The stories that don't work in Tales of Manhattan include a love triangle between Charles Boyer, Thomas Mitchell, and Rita Hayworth; an inane skit featuring W. C. Fields as a sham minister of temperance (which was wisely cut from the original theater version); and the finale, starring Paul Robeson and Ethel Waters as a poor Southern couple who witness a miracle. The love triangle is boring and offers a horrible performance by Hayworth, but it introduces one of the two notions surrounding the curse of the dinner jacket, namely that misfortune may also contain a blessing (which is echoed in both the Laughton and Robinson pieces). The W. C. Fields section is completely incongruous and has no purpose other than stupidity (I find Fields distasteful, so just watching him do his thing is not entertaining to me).

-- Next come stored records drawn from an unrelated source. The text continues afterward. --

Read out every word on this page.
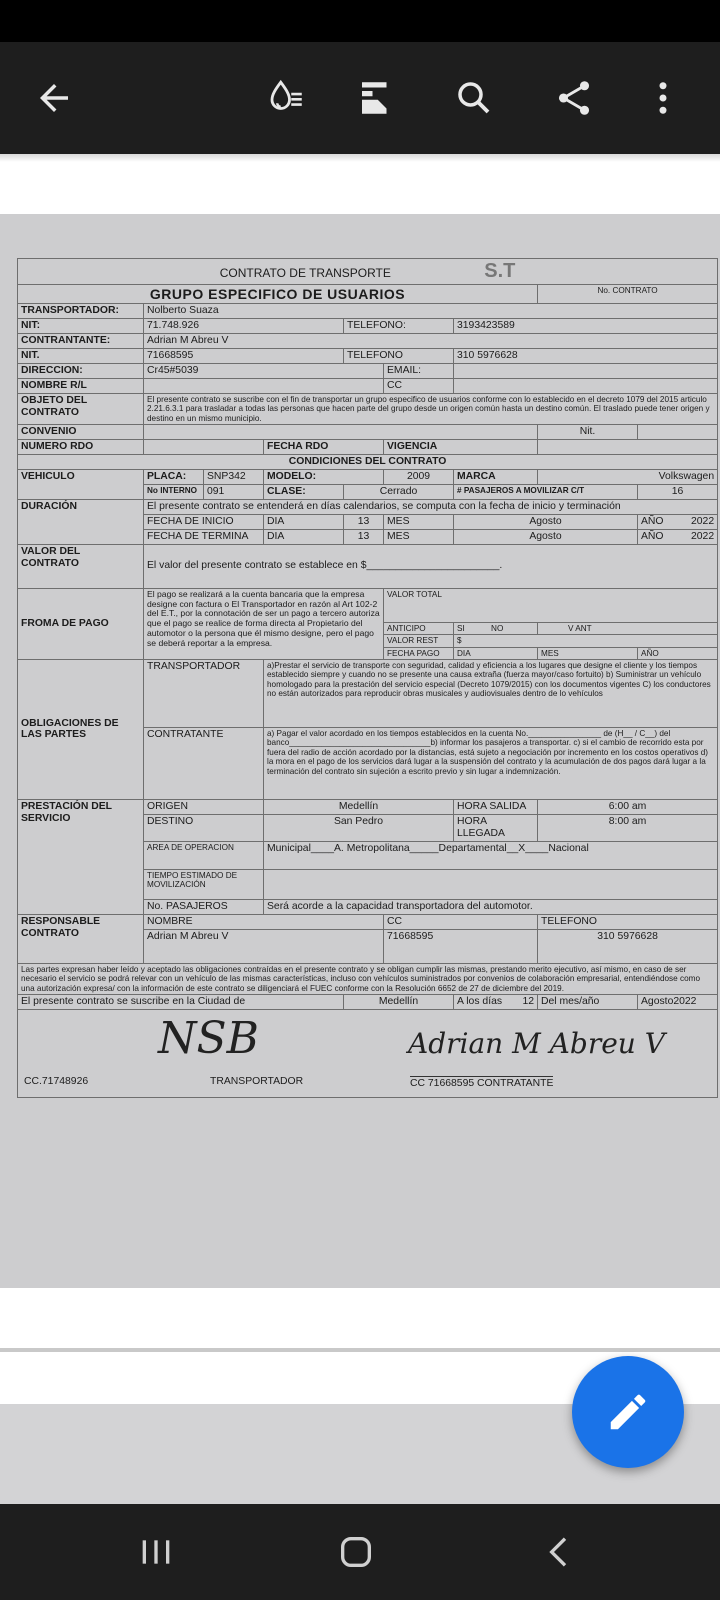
CONTRATO DE TRANSPORTE S.T								
GRUPO ESPECIFICO DE USUARIOS							No. CONTRATO	
TRANSPORTADOR:	Nolberto Suaza							
NIT:	71.748.926			TELEFONO:		3193423589		
CONTRANTANTE:	Adrian M Abreu V							
NIT.	71668595			TELEFONO		310 5976628		
DIRECCION:	Cr45#5039				EMAIL:			
NOMBRE R/L					CC			
OBJETO DEL CONTRATO	El presente contrato se suscribe con el fin de transportar un grupo especifico de usuarios conforme con lo establecido en el decreto 1079 del 2015 articulo 2.21.6.3.1 para trasladar a todas las personas que hacen parte del grupo desde un origen común hasta un destino común. El traslado puede tener origen y destino en un mismo municipio.							
CONVENIO							Nit.	
NUMERO RDO			FECHA RDO		VIGENCIA			
CONDICIONES DEL CONTRATO								
VEHICULO	PLACA:	SNP342	MODELO:		2009	MARCA	Volkswagen	
	No INTERNO	091	CLASE:	Cerrado		# PASAJEROS A MOVILIZAR C/T		16
DURACIÓN	El presente contrato se entenderá en días calendarios, se computa con la fecha de inicio y terminación							
	FECHA DE INICIO		DIA	13	MES	Agosto		AÑO 2022

	FECHA DE TERMINA		DIA	13	MES	Agosto		AÑO 2022

VALOR DEL CONTRATO	El valor del presente contrato se establece en $_______________________.							
FROMA DE PAGO	El pago se realizará a la cuenta bancaria que la empresa designe con factura o El Transportador en razón al Art 102-2 del E.T., por la connotación de ser un pago a tercero autoriza que el pago se realice de forma directa al Propietario del automotor o la persona que él mismo designe, pero el pago se deberá reportar a la empresa.				VALOR TOTAL			
					ANTICIPO	SI NO	V ANT	
					VALOR REST	$		
					FECHA PAGO	DIA	MES	AÑO
OBLIGACIONES DE LAS PARTES	TRANSPORTADOR		a)Prestar el servicio de transporte con seguridad, calidad y eficiencia a los lugares que designe el cliente y los tiempos establecido siempre y cuando no se presente una causa extraña (fuerza mayor/caso fortuito) b) Suministrar un vehículo homologado para la prestación del servicio especial (Decreto 1079/2015) con los documentos vigentes C) los conductores no están autorizados para reproducir obras musicales y audiovisuales dentro de lo vehículos					
	CONTRATANTE		a) Pagar el valor acordado en los tiempos establecidos en la cuenta No.________________ de (H__ / C__) del banco_______________________________b) informar los pasajeros a transportar. c) si el cambio de recorrido esta por fuera del radio de acción acordado por la distancias, está sujeto a negociación por incremento en los costos operativos d) la mora en el pago de los servicios dará lugar a la suspensión del contrato y la acumulación de dos pagos dará lugar a la terminación del contrato sin sujeción a escrito previo y sin lugar a indemnización.					
PRESTACIÓN DEL SERVICIO	ORIGEN		Medellín			HORA SALIDA	6:00 am	
	DESTINO		San Pedro			HORA LLEGADA	8:00 am	
	AREA DE OPERACION		Municipal____A. Metropolitana_____Departamental__X____Nacional					
	TIEMPO ESTIMADO DE MOVILIZACIÓN							
	No. PASAJEROS		Será acorde a la capacidad transportadora del automotor.					
RESPONSABLE CONTRATO	NOMBRE				CC		TELEFONO	
	Adrian M Abreu V				71668595		310 5976628	
Las partes expresan haber leído y aceptado las obligaciones contraídas en el presente contrato y se obligan cumplir las mismas, prestando merito ejecutivo, así mismo, en caso de ser necesario el servicio se podrá relevar con un vehículo de las mismas características, incluso con vehículos suministrados por convenios de colaboración empresarial, entendiéndose como una autorización expresa/ con la información de este contrato se diligenciará el FUEC conforme con la Resolución 6652 de 27 de diciembre del 2019.								
El presente contrato se suscribe en la Ciudad de				Medellín		A los días 12	Del mes/año	Agosto2022

NSB Adrian M Abreu V
CC.71748926 TRANSPORTADOR CC 71668595 CONTRATANTE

The final story emphasizes the second notion about the cursed jacket (introduced in the Rogers tale), that what is bad for one person may be good for another. In addition to its use of crude black stereotypes, this part doesn't work because it takes place hundreds of miles south of Manhattan and seems to exist only to give Robeson the chance to uncork his gorgeous baritone for a old-fashioned spiritual.

Tales of Manhattan ends on Christmas Day, but the season of kindness suggests itself well before that point in the poignant denouements of the Laughton and Robinson tales. The movie may not be consistently watchable from beginning to end, but the middle is made up of three sweet, moving, and impressive pieces of work.